A nurse can assist a patient diagnosed with addiction and the patient's family in which aspects of relapse prevention?
- A. Rehearsing techniques to handle anticipated stressful situations
- B. Advising the patient to accept residential treatment if relapse occurs
- C. Assisting the patient to identify life skills needed for effective coping
- D. Isolating self from significant others and social situations until sobriety is established
- E. Teaching the patient about the physical changes to expect as the body adapts to functioning without substances
Correct Answer: A,C,E
Rationale: Nurses can help with skill-building, stress management, and education on physiological changes to prevent relapse.
You may also like to solve these questions
A woman in the last trimester of pregnancy drinks 8 to 12 ounces of alcohol daily. The nurse plans for the delivery of an infant who presents with what related characteristic?
- A. Jaundice
- B. Dependent on alcohol
- C. Healthy but underweight
- D. Facial abnormalities and cognitive impairment
Correct Answer: D
Rationale: Fetal alcohol syndrome is the result of alcohol's inhibiting fetal development in the first trimester. The fetus of a woman who drinks that much alcohol will probably have this disorder.

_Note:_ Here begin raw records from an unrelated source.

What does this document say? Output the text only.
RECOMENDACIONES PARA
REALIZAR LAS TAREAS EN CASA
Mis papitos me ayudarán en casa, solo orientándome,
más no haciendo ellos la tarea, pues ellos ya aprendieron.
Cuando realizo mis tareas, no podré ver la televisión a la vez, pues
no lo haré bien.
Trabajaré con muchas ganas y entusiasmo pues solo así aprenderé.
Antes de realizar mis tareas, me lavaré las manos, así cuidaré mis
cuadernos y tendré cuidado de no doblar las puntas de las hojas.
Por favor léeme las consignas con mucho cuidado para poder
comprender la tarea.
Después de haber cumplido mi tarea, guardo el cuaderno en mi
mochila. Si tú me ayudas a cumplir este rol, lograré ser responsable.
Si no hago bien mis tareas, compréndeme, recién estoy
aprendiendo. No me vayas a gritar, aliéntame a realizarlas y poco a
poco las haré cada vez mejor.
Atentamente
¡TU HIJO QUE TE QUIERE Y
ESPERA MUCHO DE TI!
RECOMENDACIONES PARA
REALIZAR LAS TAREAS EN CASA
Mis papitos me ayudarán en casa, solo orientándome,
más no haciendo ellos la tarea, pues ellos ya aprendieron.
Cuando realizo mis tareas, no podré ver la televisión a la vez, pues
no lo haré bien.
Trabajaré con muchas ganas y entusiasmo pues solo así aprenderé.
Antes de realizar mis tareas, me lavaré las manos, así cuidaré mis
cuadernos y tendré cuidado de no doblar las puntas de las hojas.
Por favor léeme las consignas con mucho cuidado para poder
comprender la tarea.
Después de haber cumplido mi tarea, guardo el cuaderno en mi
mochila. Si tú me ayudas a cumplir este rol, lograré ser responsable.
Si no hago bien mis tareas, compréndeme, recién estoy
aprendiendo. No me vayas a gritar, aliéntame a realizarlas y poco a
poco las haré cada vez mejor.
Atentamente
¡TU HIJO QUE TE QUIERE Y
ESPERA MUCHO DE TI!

Police bring a patient to the emergency department after an automobile accident. The patient is ataxic with slurred speech and mild confusion. The blood alcohol level is 400 mg/dL. Considering the relationship between behavior and blood alcohol level, which conclusion can the nurse draw?
- A. The patient rarely drinks alcohol.
- B. The patient has a high tolerance to alcohol.
- C. The patient has been treated with disulfiram.
- D. The patient has recently ingested both alcohol and sedative drugs.
Correct Answer: B
Rationale: A nontolerant drinker would be in a coma with a blood alcohol level of 400 mg/dL. The patient's ability to walk and talk suggests tolerance.
A nurse is called to the home of a neighbor and finds an unconscious person still holding a medication bottle labeled 'lorazepam.' What is the nurse's first action?
- A. Test reflexes.
- B. Check pupils.
- C. Initiate vomiting.
- D. Establish a patent airway.
Correct Answer: D
Rationale: Maintaining a patent airway is the priority for an unconscious patient to prevent aspiration.
Select the most appropriate outcome for a patient completing the fourth alcohol detoxification program in 1 year. Before discharge, what will the patient do?
- A. Use rationalization in healthy ways.
- B. State, 'I see the need for ongoing treatment.'
- C. Identify constructive outlets for expression of anger.
- D. Develop a trusting relationship with one staff member.
Correct Answer: B
Rationale: Recognizing the need for ongoing treatment is key to preventing relapse.
Which is an important nursing intervention when giving care to a patient withdrawing from a central nervous system (CNS) stimulant?
- A. Make physical contact by frequently touching the patient.
- B. Offer intellectual activities requiring concentration.
- C. Avoid manipulation by denying the patient's requests.
- D. Observe for depression and suicidal ideation.
Correct Answer: D
Rationale: Rebound depression is common in CNS stimulant withdrawal, requiring monitoring for suicide risk.